I put together a Julia wrapper for his C code at:
I was too lazy to re-implement it from scratch, but I think this should be sufficient for most needs: it provides an xsum
function that does exact double-precision (Float64
and ComplexF64
) accumulation over arbitrary iterators (with an optimized method for contiguous arrays).
It seems to be quite fast — for an array of 10⁴ elements, it is actually about the same speed as a naive sum without SIMD. With @simd
(which is enabled for the built-in sum
) it is about 10x slower, since Neal’s code does not seem to exploit SIMD.

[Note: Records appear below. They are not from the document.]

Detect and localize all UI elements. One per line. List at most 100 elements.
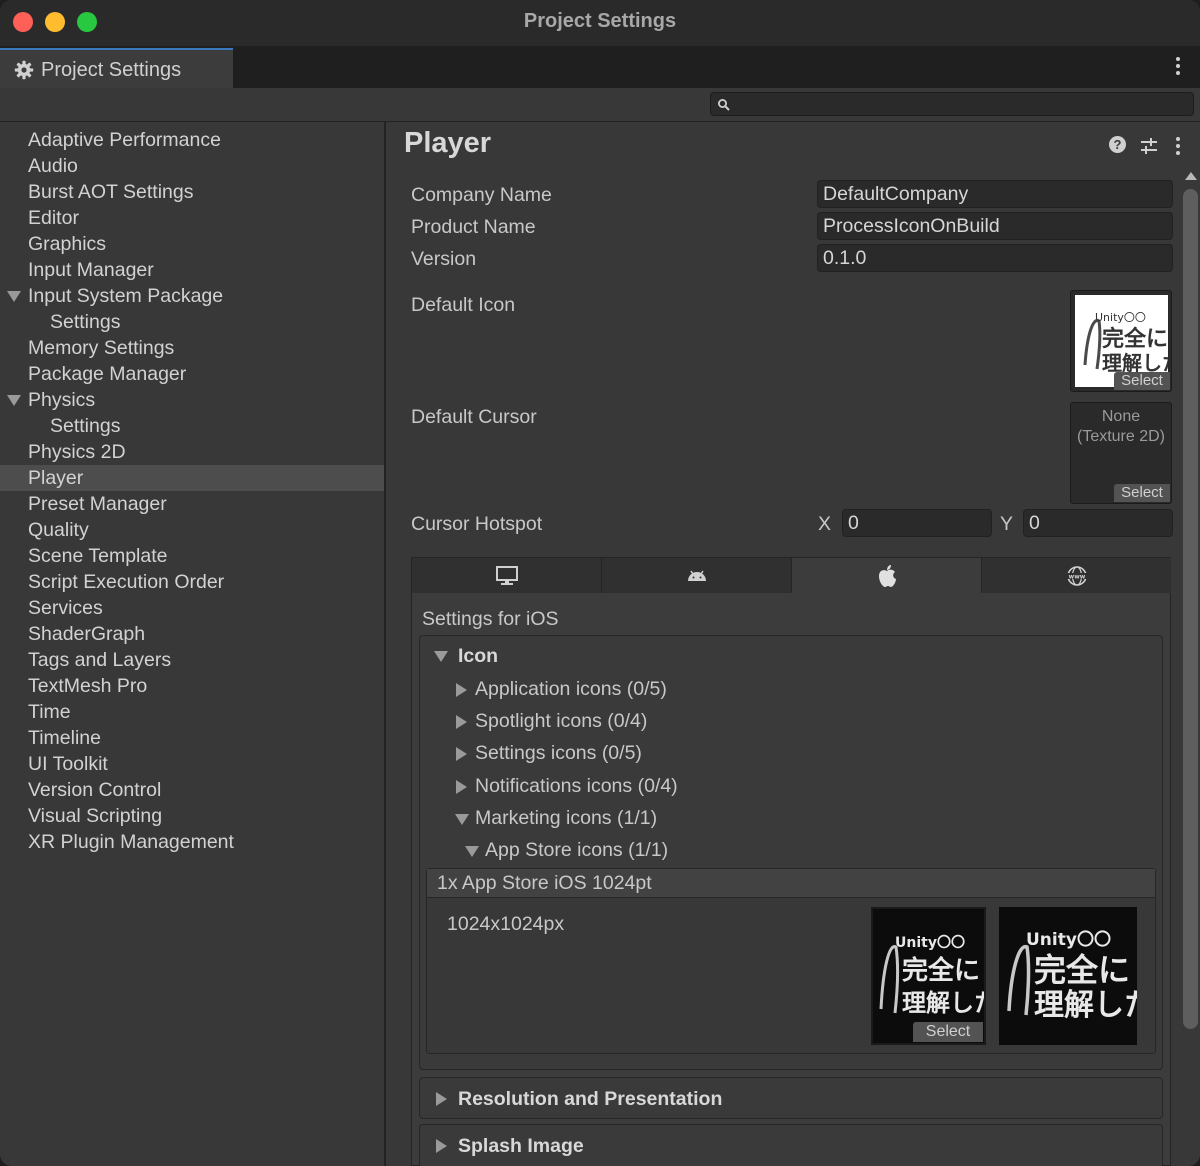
- vertical-scrollbar[interactable]: [1182, 170, 1200, 1166]
- tab-desktop[interactable]: [412, 558, 602, 593]
- tab-bar: Project Settings: [0, 46, 1200, 88]
- panel-menu-icon[interactable]: [1176, 137, 1182, 158]
- sidebar-item-textmesh-pro[interactable]: TextMesh Pro: [0, 673, 384, 699]
- default-cursor-label: Default Cursor: [411, 406, 537, 428]
- svg-text:完全に: 完全に: [1034, 951, 1130, 989]
- sidebar-item-shadergraph[interactable]: ShaderGraph: [0, 621, 384, 647]
- marketing-icons-row[interactable]: Marketing icons (1/1): [475, 807, 657, 830]
- default-icon-select-button[interactable]: Select: [1114, 372, 1170, 390]
- splash-section-title[interactable]: Splash Image: [458, 1135, 584, 1158]
- product-name-label: Product Name: [411, 216, 536, 238]
- sidebar-item-preset-manager[interactable]: Preset Manager: [0, 491, 384, 517]
- foldout-collapsed-icon[interactable]: [456, 683, 467, 697]
- sidebar-item-visual-scripting[interactable]: Visual Scripting: [0, 803, 384, 829]
- sidebar-item-physics-2d[interactable]: Physics 2D: [0, 439, 384, 465]
- cursor-none-text: None (Texture 2D): [1076, 408, 1166, 445]
- settings-icons-row[interactable]: Settings icons (0/5): [475, 742, 642, 765]
- player-settings-panel: Player ? Company Name DefaultCompany Pro…: [388, 122, 1200, 1166]
- resolution-section-title[interactable]: Resolution and Presentation: [458, 1088, 722, 1111]
- header-icons: ?: [1100, 136, 1190, 156]
- sidebar-item-xr-plugin-management[interactable]: XR Plugin Management: [0, 829, 384, 855]
- sidebar-item-editor[interactable]: Editor: [0, 205, 384, 231]
- company-name-field[interactable]: DefaultCompany: [817, 180, 1173, 208]
- default-icon-field[interactable]: Unity〇〇 完全に 理解した Select: [1070, 290, 1172, 392]
- hotspot-y-label: Y: [1000, 513, 1014, 535]
- sidebar-item-player[interactable]: Player: [0, 465, 384, 491]
- project-settings-window: Project Settings Project Settings Adapti…: [0, 0, 1200, 1166]
- svg-text:Unity〇〇: Unity〇〇: [1095, 311, 1146, 324]
- window-title: Project Settings: [523, 10, 677, 32]
- hotspot-x-label: X: [818, 513, 832, 535]
- default-cursor-field[interactable]: None (Texture 2D) Select: [1070, 402, 1172, 504]
- sidebar-item-physics-settings[interactable]: Settings: [0, 413, 384, 439]
- icon-section: Icon Application icons (0/5) Spotlight i…: [419, 635, 1163, 1070]
- ios-settings-title: Settings for iOS: [422, 608, 559, 630]
- foldout-collapsed-icon[interactable]: [436, 1139, 447, 1153]
- desktop-icon: [495, 565, 518, 585]
- tab-menu-icon[interactable]: [1176, 57, 1182, 78]
- icon-resolution-label: 1024x1024px: [447, 913, 565, 935]
- foldout-collapsed-icon[interactable]: [456, 780, 467, 794]
- tab-android[interactable]: [602, 558, 792, 593]
- preset-sliders-icon[interactable]: [1140, 137, 1158, 161]
- webgl-icon: www: [1065, 565, 1088, 586]
- search-input[interactable]: [710, 92, 1194, 116]
- sidebar-item-script-execution-order[interactable]: Script Execution Order: [0, 569, 384, 595]
- foldout-collapsed-icon[interactable]: [456, 747, 467, 761]
- default-cursor-select-button[interactable]: Select: [1114, 484, 1170, 502]
- application-icons-row[interactable]: Application icons (0/5): [475, 678, 667, 701]
- sidebar-item-package-manager[interactable]: Package Manager: [0, 361, 384, 387]
- title-bar: Project Settings: [0, 0, 1200, 46]
- tab-ios[interactable]: [792, 558, 982, 593]
- icon-section-title[interactable]: Icon: [458, 645, 498, 668]
- sidebar-item-physics[interactable]: Physics: [0, 387, 384, 413]
- notifications-icons-row[interactable]: Notifications icons (0/4): [475, 775, 678, 798]
- sidebar-item-burst-aot-settings[interactable]: Burst AOT Settings: [0, 179, 384, 205]
- foldout-expanded-icon[interactable]: [7, 395, 21, 406]
- icon-foldout-expanded-icon[interactable]: [434, 651, 448, 662]
- android-icon: [687, 570, 706, 581]
- svg-text:完全に: 完全に: [1102, 326, 1168, 352]
- tab-webgl[interactable]: www: [982, 558, 1171, 593]
- app-store-icon-field[interactable]: Unity〇〇 完全に 理解した Select: [871, 907, 986, 1045]
- hotspot-y-field[interactable]: 0: [1023, 509, 1173, 537]
- resolution-section[interactable]: Resolution and Presentation: [419, 1077, 1163, 1119]
- splash-section[interactable]: Splash Image: [419, 1124, 1163, 1166]
- sidebar-item-services[interactable]: Services: [0, 595, 384, 621]
- gear-icon: [14, 60, 34, 86]
- tab-project-settings[interactable]: Project Settings: [0, 48, 233, 88]
- version-field[interactable]: 0.1.0: [817, 244, 1173, 272]
- sidebar-item-adaptive-performance[interactable]: Adaptive Performance: [0, 127, 384, 153]
- scroll-up-arrow-icon[interactable]: [1185, 172, 1197, 180]
- sidebar-item-ui-toolkit[interactable]: UI Toolkit: [0, 751, 384, 777]
- page-title: Player: [404, 127, 492, 159]
- sidebar-item-timeline[interactable]: Timeline: [0, 725, 384, 751]
- app-store-icons-row[interactable]: App Store icons (1/1): [485, 839, 668, 862]
- sidebar-item-time[interactable]: Time: [0, 699, 384, 725]
- help-icon[interactable]: ?: [1109, 136, 1126, 153]
- sidebar-item-input-system-package[interactable]: Input System Package: [0, 283, 384, 309]
- foldout-expanded-icon[interactable]: [455, 814, 469, 825]
- foldout-expanded-icon[interactable]: [465, 846, 479, 857]
- sidebar-item-audio[interactable]: Audio: [0, 153, 384, 179]
- settings-sidebar: Adaptive Performance Audio Burst AOT Set…: [0, 122, 386, 1166]
- sidebar-item-input-system-settings[interactable]: Settings: [0, 309, 384, 335]
- foldout-collapsed-icon[interactable]: [436, 1092, 447, 1106]
- app-store-icon-select-button[interactable]: Select: [913, 1022, 983, 1042]
- product-name-field[interactable]: ProcessIconOnBuild: [817, 212, 1173, 240]
- sidebar-item-graphics[interactable]: Graphics: [0, 231, 384, 257]
- sidebar-item-scene-template[interactable]: Scene Template: [0, 543, 384, 569]
- spotlight-icons-row[interactable]: Spotlight icons (0/4): [475, 710, 647, 733]
- foldout-collapsed-icon[interactable]: [456, 715, 467, 729]
- sidebar-item-tags-and-layers[interactable]: Tags and Layers: [0, 647, 384, 673]
- hotspot-x-field[interactable]: 0: [842, 509, 992, 537]
- app-store-icon-slot: 1x App Store iOS 1024pt 1024x1024px Unit…: [426, 868, 1156, 1054]
- scroll-thumb[interactable]: [1183, 189, 1198, 1029]
- sidebar-item-memory-settings[interactable]: Memory Settings: [0, 335, 384, 361]
- foldout-expanded-icon[interactable]: [7, 291, 21, 302]
- sidebar-item-input-manager[interactable]: Input Manager: [0, 257, 384, 283]
- sidebar-item-quality[interactable]: Quality: [0, 517, 384, 543]
- app-store-preview-image: Unity〇〇 完全に 理解した: [999, 907, 1137, 1045]
- sidebar-item-version-control[interactable]: Version Control: [0, 777, 384, 803]
- svg-text:理解した: 理解した: [1034, 988, 1137, 1023]
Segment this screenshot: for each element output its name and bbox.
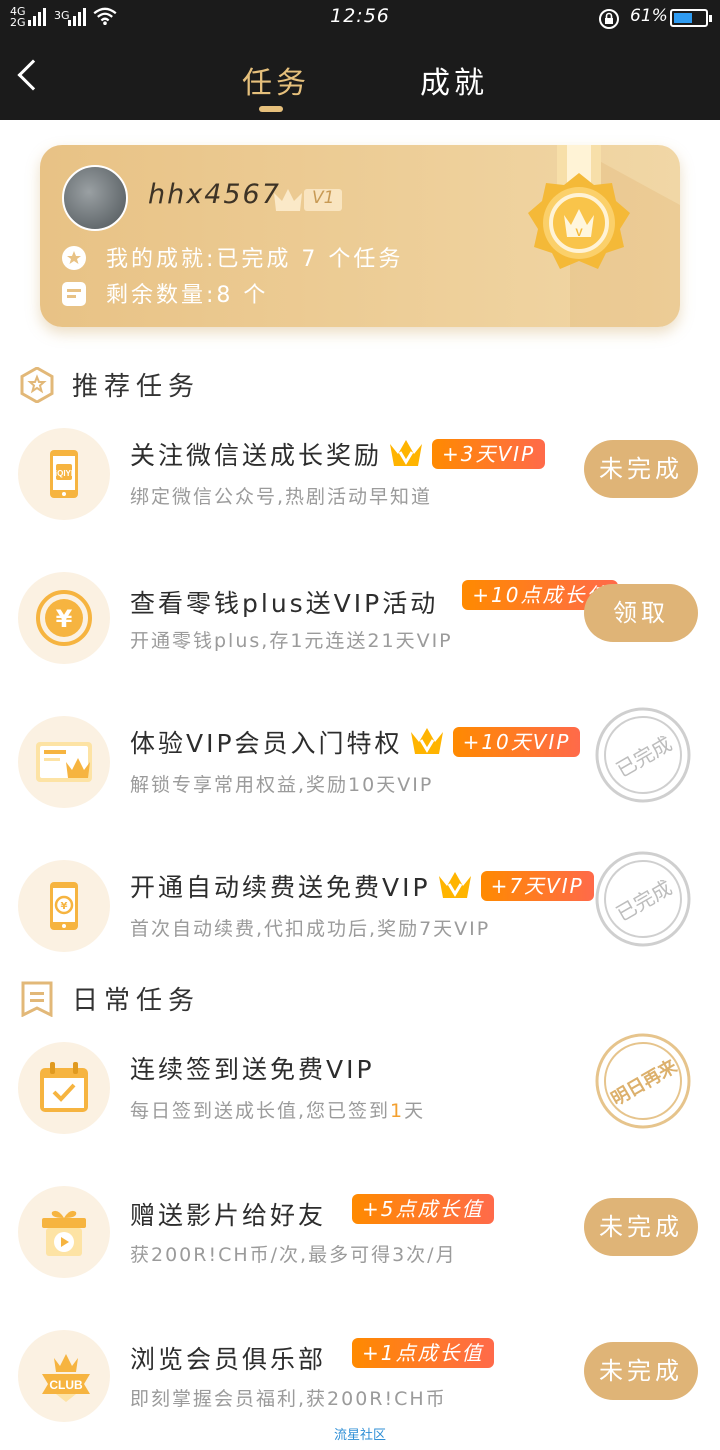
section-recommended: 推荐任务 — [20, 366, 201, 404]
task-desc: 开通零钱plus,存1元连送21天VIP — [130, 630, 453, 652]
task-item: 体验VIP会员入门特权 +10天VIP 解锁专享常用权益,奖励10天VIP 已完成 — [0, 707, 720, 836]
task-title: 体验VIP会员入门特权 +10天VIP — [130, 724, 581, 760]
tab-task[interactable]: 任务 — [242, 58, 310, 102]
task-title-text: 体验VIP会员入门特权 — [130, 729, 403, 758]
task-desc: 绑定微信公众号,热剧活动早知道 — [130, 486, 433, 508]
iqiyi-phone-icon: iQIYI — [18, 428, 110, 520]
club-badge-icon: CLUB — [18, 1330, 110, 1422]
task-desc: 首次自动续费,代扣成功后,奖励7天VIP — [130, 918, 491, 940]
watermark-text: 流星社区 — [333, 1428, 386, 1443]
profile-card: hhx4567 V1 我的成就:已完成 7 个任务 剩余数量:8 个 V — [40, 145, 680, 327]
task-title: 开通自动续费送免费VIP +7天VIP — [130, 868, 594, 904]
task-action-button[interactable]: 未完成 — [584, 1342, 698, 1400]
svg-text:¥: ¥ — [61, 901, 68, 912]
achievement-line: 我的成就:已完成 7 个任务 — [62, 241, 403, 273]
avatar[interactable] — [62, 165, 128, 231]
reward-tag: +7天VIP — [480, 871, 594, 901]
task-title-text: 关注微信送成长奖励 — [130, 441, 383, 470]
hexagon-star-icon — [20, 366, 54, 404]
svg-text:CLUB: CLUB — [49, 1378, 83, 1392]
nav-bar: 任务 成就 — [0, 36, 720, 120]
vip-level-text: V1 — [312, 188, 335, 208]
task-title: 关注微信送成长奖励 +3天VIP — [130, 436, 546, 472]
completed-stamp: 已完成 — [595, 707, 691, 803]
section-daily: 日常任务 — [20, 980, 201, 1018]
task-title: 赠送影片给好友 +5点成长值 — [130, 1194, 494, 1232]
active-tab-indicator — [259, 106, 283, 112]
reward-tag: +5点成长值 — [352, 1194, 494, 1224]
back-arrow-icon[interactable] — [17, 59, 49, 91]
auto-renew-phone-icon: ¥ — [18, 860, 110, 952]
list-icon — [62, 282, 86, 306]
svg-text:V: V — [575, 227, 583, 239]
task-item: ¥ 开通自动续费送免费VIP +7天VIP 首次自动续费,代扣成功后,奖励7天VI… — [0, 851, 720, 980]
remaining-text: 剩余数量:8 个 — [106, 283, 269, 308]
vip-crown-icon — [409, 726, 445, 756]
vip-crown-icon — [388, 438, 424, 468]
task-desc: 解锁专享常用权益,奖励10天VIP — [130, 774, 434, 796]
task-item: iQIYI 关注微信送成长奖励 +3天VIP 绑定微信公众号,热剧活动早知道 未完… — [0, 428, 720, 548]
battery-percent: 61% — [630, 6, 668, 26]
reward-tag: +10天VIP — [452, 727, 581, 757]
vip-card-icon — [18, 716, 110, 808]
signin-days-count: 1 — [390, 1100, 405, 1122]
vip-crown-icon — [437, 870, 473, 900]
username: hhx4567 — [148, 179, 281, 210]
task-desc-text: 每日签到送成长值,您已签到 — [130, 1100, 391, 1122]
gift-play-icon — [18, 1186, 110, 1278]
svg-text:iQIYI: iQIYI — [55, 469, 73, 478]
task-desc: 即刻掌握会员福利,获200R!CH币 — [130, 1388, 447, 1410]
battery-level — [674, 13, 692, 23]
task-title: 浏览会员俱乐部 +1点成长值 — [130, 1338, 494, 1376]
vip-level-badge: V1 — [270, 185, 344, 213]
rotation-lock-icon — [599, 9, 619, 29]
task-title-text: 赠送影片给好友 — [130, 1201, 327, 1230]
bookmark-list-icon — [20, 981, 54, 1018]
yuan-coin-icon: ¥ — [18, 572, 110, 664]
task-desc: 获200R!CH币/次,最多可得3次/月 — [130, 1244, 457, 1266]
star-circle-icon — [62, 246, 86, 270]
reward-tag: +1点成长值 — [352, 1338, 494, 1368]
svg-text:¥: ¥ — [56, 605, 73, 633]
completed-stamp-text: 已完成 — [612, 875, 676, 926]
come-back-tomorrow-text: 明日再来 — [608, 1056, 682, 1111]
task-title: 连续签到送免费VIP — [130, 1055, 375, 1084]
battery-icon — [670, 9, 712, 27]
task-title-text: 开通自动续费送免费VIP — [130, 873, 431, 902]
status-bar: 4G 2G 3G 12:56 61% — [0, 0, 720, 36]
task-desc-suffix: 天 — [404, 1100, 426, 1122]
task-title: 查看零钱plus送VIP活动 +10点成长值 — [130, 580, 619, 620]
task-action-button[interactable]: 未完成 — [584, 1198, 698, 1256]
remaining-line: 剩余数量:8 个 — [62, 277, 268, 309]
section-daily-title: 日常任务 — [72, 986, 201, 1016]
section-recommended-title: 推荐任务 — [72, 372, 201, 402]
come-back-tomorrow-stamp: 明日再来 — [595, 1033, 691, 1129]
task-title-text: 浏览会员俱乐部 — [130, 1345, 327, 1374]
achievement-text: 我的成就:已完成 7 个任务 — [106, 247, 404, 272]
task-action-button[interactable]: 未完成 — [584, 440, 698, 498]
task-desc: 每日签到送成长值,您已签到1天 — [130, 1096, 425, 1123]
task-item: ¥ 查看零钱plus送VIP活动 +10点成长值 开通零钱plus,存1元连送21… — [0, 572, 720, 692]
completed-stamp-text: 已完成 — [612, 731, 676, 782]
completed-stamp: 已完成 — [595, 851, 691, 947]
calendar-check-icon — [18, 1042, 110, 1134]
task-item: 连续签到送免费VIP 每日签到送成长值,您已签到1天 明日再来 — [0, 1033, 720, 1162]
tab-achievement[interactable]: 成就 — [420, 58, 488, 102]
medal-icon: V — [528, 145, 680, 327]
task-action-button[interactable]: 领取 — [584, 584, 698, 642]
task-item: 赠送影片给好友 +5点成长值 获200R!CH币/次,最多可得3次/月 未完成 — [0, 1186, 720, 1306]
reward-tag: +3天VIP — [432, 439, 546, 469]
task-title-text: 查看零钱plus送VIP活动 — [130, 589, 439, 618]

julia> function naivesum(a)
s = zero(eltype(a))
for x in a
s += x
end
return s
end
mysum (generic function with 1 method)
julia> a = randn(10^4);
julia> using Xsum, BenchmarkTools
julia> @btime sum($a);
1.107 μs (0 allocations: 0 bytes)
julia> @btime xsum($a);
12.272 μs (0 allocations: 0 bytes)
julia> @btime naivesum($a);
12.175 μs (0 allocations: 0 bytes)
julia> err(s, exact) = abs(s - exact) / abs(exact) # relative error
err (generic function with 1 method)
julia> exact = Float64(sum(big.(a))); err(sum(a), exact), err(xsum(a), exact), err(naivesum(a), exact)
(1.5635496798094023e-16, 0.0, 6.097843751256669e-15)
On my machine, Neal’s “large” accumulator starts being faster than the “small” accumulator around n=256.